Budget Impact: New user fees are estimated at $26 million for the first year, $135 million over five years, and $286 million over 10 years.
Families USA's Commentary on the FDA Budget: In 2007, combined new and existing fees paid by the industries the FDA regulates will make up over 20 percent of the agency's funding. At a time when a cloud hangs over the FDA because several high-profile drugs have been removed from the market and there are questions about the agency's independence, the decision to increase the amount the industry pays to fund the agency that regulates it is questionable at best.

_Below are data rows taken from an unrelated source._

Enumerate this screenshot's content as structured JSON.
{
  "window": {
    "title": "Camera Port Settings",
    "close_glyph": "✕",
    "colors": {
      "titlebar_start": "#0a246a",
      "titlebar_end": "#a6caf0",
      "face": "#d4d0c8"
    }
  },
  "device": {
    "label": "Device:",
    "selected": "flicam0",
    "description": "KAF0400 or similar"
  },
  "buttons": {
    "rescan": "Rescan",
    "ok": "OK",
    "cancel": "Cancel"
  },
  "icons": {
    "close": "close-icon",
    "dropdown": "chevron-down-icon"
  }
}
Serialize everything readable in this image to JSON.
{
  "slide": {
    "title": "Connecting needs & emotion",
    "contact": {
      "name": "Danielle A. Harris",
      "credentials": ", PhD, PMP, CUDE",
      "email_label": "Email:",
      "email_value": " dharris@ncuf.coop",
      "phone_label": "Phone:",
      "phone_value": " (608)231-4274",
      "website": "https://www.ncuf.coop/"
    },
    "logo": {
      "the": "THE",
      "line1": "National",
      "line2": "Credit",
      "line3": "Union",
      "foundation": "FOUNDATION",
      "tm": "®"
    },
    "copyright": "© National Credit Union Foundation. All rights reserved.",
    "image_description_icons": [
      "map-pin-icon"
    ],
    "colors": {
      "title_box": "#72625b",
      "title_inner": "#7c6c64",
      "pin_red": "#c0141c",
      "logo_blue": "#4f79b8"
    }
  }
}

National Institutes of Health (NIH)
No increase in funding for NIH.
Budget Impact: None
Families USA's Commentary on the NIH Budget: While the budget includes added funding for research on pandemic flu and bioterrorist countermeasures, overall funding is flat. Budgets for 18 of the 19 Institutes are reduced. These reductions come at a time when more—not less—funding is needed to address pressing global health issues such as the spread of HIV/AIDS. The science performed at NIH is critical to the development of new treatments and vaccines, particularly in areas that are not of interest to the drug industry (either because the target market would not be profitable or because new treatments or vaccines would significantly reduce profits from current products). As the U.S. population ages, and as global health crises affect political stability in other countries, the type of research only the NIH can provide is essential—but this research will be stunted if funding stagnates.
1 These figures are based on a survey of employer-based coverage as comparable figures are not available for the individual market. Due to underwriting, for many low-income families, the premiums would be higher. The Kaiser Family Foundation and The Health Research and Education Trust, Employer Benefits 2005 Annual Survey, Exhibit 8.4 (Washington: The Kaiser Family Foundation, 2005). High-deductible health insurance plans linked to HSAs may, but are not required to, provide coverage for certain specified preventive health care services (such as checkups—but not any follow-up treatment) before a person has spent the deductible amount out of pocket.
2 There have been some recent, successful demonstrations of "consumer-driven" care in Medicaid under the "Cash and Counseling" initiative that allows people with disabilities to have more control over the health care they receive. But these demonstrations are very different from the new "consumer-driven" experiments the Administration plans to encourage. Families USA will issue a more detailed analysis of these new experiments shortly.